METHODS: Forty male mice were randomly assigned into four groups as follows (n = 10): sham, model, MI with administration of XJEK and fosinopril for four weeks. At the end of studies, hemodynamic parameters and electrocardiography (ECG) were recorded. Heart and body mass were measured and heart weight/body weight (HW/BW) ratio was calculated as index of hypertrophy. The hypertrophy of heart and aorta was examined using the hematoxylin and eosin (HE) staining, and the collagen deposition was evaluated using Van Gieson (VG) staining. Serum nitric oxide level (NO), superoxide dismutase (SOD) activity and malondialdehyde (MDA) concentration were assayed by colorimetric analysis. The expressions of endothelial NO synthetase (eNOS) expression in serum and cardiac tissues were determined using ELISA assay and immunohistochemistry. Angiotensin II (Ang II) in serum and cardiac tissues was measured using ELISA assay. Besides, tumor necrosis factor-α (TNF-α), interleukin1β (IL-1β) and interleukin10 (IL-10) were observed in cardiac tissues with ELISA assay as well.
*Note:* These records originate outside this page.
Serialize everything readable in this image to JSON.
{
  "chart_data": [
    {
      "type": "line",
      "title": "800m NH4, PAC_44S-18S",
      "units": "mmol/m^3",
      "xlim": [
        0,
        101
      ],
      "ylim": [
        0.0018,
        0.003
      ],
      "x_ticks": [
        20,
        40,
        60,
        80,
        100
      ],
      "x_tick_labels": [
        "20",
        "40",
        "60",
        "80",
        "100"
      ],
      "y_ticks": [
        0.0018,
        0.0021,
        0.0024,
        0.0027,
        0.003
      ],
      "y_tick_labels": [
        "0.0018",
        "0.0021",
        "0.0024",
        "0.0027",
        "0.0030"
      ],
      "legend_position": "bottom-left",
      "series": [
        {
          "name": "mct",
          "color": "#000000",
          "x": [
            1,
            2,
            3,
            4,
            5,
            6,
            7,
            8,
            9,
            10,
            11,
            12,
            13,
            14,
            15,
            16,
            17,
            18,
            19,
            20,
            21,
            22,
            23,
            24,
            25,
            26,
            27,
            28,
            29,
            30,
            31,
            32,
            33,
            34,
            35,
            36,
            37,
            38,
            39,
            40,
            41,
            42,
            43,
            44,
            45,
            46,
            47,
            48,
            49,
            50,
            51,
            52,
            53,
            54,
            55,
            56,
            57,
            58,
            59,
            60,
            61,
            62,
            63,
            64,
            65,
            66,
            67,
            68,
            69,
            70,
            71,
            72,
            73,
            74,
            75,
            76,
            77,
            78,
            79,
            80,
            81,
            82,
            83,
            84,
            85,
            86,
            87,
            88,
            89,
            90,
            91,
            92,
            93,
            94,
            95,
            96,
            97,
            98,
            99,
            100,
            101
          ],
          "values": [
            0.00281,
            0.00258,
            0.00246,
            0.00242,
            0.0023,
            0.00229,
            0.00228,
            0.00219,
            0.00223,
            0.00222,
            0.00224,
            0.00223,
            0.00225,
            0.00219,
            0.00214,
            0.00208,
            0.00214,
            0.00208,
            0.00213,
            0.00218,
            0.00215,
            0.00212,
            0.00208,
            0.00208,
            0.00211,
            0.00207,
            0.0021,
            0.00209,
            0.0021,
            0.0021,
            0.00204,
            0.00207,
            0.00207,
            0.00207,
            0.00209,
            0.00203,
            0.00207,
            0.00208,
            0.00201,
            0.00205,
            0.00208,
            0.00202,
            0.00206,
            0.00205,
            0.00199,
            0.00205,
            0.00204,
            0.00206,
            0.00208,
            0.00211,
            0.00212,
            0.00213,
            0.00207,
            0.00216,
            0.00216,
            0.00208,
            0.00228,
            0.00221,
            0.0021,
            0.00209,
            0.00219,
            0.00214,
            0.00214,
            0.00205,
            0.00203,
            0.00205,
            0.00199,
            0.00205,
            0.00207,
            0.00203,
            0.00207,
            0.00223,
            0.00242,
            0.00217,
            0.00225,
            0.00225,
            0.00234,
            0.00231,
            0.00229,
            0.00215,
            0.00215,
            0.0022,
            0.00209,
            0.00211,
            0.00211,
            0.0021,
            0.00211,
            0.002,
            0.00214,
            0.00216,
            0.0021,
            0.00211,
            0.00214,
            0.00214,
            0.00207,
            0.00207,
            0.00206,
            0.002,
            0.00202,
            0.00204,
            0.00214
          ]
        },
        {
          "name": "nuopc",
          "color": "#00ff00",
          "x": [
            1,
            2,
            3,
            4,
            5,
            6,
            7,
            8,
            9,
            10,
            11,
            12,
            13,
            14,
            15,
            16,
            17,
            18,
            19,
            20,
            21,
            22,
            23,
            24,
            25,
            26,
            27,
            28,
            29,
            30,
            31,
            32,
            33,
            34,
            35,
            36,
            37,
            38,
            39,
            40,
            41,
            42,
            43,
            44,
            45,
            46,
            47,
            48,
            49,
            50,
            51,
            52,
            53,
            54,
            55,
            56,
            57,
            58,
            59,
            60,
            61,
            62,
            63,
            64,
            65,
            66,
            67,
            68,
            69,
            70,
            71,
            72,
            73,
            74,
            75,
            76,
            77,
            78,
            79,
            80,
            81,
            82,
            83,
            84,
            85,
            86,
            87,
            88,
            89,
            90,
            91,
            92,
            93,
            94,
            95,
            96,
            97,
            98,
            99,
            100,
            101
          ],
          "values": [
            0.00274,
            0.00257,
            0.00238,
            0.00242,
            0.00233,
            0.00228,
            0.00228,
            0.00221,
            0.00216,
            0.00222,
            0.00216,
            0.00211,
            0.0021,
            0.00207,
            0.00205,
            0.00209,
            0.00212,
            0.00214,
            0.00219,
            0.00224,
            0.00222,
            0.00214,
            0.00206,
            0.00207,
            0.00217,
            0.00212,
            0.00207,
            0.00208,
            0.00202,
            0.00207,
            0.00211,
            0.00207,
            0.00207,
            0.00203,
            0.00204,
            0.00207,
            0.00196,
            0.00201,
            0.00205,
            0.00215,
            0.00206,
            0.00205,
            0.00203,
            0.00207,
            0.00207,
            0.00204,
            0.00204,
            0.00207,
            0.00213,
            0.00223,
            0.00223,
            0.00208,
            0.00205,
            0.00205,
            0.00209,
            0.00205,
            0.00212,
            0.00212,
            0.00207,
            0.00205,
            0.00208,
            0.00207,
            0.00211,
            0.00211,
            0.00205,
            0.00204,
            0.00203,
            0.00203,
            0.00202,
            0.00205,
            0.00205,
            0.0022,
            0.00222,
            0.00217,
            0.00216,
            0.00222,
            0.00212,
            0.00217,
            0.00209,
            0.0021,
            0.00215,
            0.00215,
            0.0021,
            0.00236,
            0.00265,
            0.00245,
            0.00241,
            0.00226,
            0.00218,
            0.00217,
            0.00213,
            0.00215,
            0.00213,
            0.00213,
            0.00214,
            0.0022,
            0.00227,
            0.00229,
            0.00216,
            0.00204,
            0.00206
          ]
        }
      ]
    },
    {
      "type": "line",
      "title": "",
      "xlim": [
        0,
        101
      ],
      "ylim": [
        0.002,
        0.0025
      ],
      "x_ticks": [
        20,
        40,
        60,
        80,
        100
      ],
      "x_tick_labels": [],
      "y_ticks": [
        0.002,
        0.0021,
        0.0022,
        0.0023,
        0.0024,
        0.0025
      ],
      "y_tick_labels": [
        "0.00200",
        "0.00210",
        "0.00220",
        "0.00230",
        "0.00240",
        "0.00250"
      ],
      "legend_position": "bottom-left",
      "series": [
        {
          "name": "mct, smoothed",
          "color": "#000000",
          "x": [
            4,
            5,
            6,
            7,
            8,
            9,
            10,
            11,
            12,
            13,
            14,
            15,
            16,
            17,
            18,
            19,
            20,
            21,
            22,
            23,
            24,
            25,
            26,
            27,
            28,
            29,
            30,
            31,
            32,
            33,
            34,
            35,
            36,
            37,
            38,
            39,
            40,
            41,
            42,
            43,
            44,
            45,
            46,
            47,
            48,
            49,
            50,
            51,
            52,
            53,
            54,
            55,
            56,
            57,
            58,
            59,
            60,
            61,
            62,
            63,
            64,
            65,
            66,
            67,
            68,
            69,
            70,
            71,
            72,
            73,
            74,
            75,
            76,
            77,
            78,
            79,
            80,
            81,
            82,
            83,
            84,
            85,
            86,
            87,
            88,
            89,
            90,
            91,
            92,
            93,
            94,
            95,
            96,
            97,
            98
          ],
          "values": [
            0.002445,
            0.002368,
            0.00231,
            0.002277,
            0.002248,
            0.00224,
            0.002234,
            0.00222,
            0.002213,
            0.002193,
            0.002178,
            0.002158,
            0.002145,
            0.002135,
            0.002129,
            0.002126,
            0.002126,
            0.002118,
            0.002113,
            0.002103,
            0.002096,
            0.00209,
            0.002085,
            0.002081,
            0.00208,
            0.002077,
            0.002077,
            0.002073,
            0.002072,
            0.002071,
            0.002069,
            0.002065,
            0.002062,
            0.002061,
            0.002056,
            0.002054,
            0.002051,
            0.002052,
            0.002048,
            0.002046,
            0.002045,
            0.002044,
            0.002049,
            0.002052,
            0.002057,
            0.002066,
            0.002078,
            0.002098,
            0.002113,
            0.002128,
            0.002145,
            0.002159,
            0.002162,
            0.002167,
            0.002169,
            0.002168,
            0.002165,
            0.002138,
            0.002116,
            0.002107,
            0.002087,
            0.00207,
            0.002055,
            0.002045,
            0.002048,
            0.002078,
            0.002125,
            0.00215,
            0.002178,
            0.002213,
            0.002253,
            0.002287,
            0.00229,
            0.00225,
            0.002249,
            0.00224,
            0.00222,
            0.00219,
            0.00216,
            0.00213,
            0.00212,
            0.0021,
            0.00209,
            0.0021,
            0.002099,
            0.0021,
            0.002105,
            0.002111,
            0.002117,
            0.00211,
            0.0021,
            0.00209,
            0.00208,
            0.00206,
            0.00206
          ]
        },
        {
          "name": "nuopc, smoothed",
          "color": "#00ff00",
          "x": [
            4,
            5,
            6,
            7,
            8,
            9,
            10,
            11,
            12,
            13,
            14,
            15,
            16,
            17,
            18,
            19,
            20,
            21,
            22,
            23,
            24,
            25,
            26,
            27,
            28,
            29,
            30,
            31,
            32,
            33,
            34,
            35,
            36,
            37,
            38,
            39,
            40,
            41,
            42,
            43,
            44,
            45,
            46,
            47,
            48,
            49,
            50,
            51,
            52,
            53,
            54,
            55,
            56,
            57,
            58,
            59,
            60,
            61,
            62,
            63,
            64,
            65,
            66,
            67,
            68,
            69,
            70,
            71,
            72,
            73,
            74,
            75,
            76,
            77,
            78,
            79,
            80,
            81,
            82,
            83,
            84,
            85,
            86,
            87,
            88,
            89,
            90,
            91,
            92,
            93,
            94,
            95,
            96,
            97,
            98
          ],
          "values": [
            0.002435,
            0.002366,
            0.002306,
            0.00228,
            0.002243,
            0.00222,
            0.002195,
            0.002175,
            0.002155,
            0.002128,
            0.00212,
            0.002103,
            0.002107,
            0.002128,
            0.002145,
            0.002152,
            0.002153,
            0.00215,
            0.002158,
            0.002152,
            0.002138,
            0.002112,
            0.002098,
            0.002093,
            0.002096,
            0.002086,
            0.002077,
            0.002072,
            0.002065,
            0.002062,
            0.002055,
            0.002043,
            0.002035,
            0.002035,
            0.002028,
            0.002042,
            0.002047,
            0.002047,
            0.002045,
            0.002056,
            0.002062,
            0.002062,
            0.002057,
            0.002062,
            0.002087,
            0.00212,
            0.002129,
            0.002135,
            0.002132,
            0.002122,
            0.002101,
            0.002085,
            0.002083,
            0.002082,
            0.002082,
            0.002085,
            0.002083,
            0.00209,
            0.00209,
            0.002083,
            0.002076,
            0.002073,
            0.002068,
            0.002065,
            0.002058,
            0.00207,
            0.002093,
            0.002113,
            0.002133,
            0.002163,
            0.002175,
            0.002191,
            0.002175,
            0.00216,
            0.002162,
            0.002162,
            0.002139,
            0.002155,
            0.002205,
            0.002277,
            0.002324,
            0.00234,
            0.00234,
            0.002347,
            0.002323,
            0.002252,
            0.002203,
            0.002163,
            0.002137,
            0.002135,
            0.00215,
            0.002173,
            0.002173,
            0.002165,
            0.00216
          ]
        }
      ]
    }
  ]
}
RESULTS: The administration of XJEK significantly improved cardiac dysfunction and abnormal ECG with reduced HW/BW ratio and ameliorated cardiomyocyte hypertrophy and collagen deposition compared to MI, which was partly due to the decreased SOD and increased MDA in serum. Moreover, XJEK treatment also improved endothelial dysfunction (ED) with not only enhanced eNOS activities in serum and cardiac tissues and elevated NO levels in serum, but also decreased Ang II content in serum and cardiac tissues. Finally, protein expressions of pro-inflammation cytokines, TNF-α and IL-1β in the cardiac tissues with XJEK treatment were significantly decreased compared to model. On the contrary, IL-10, an anti-inflammatory cytokine concentrated in cardiac tissues was significantly enhanced compared to model.

CONCLUSION: Xinji'erkang exerts cardioprotective effect on myocardial infarction in mice, which may be due to the improvement of endothelial dysfunction and the reduction of oxidative stress and inflammation response.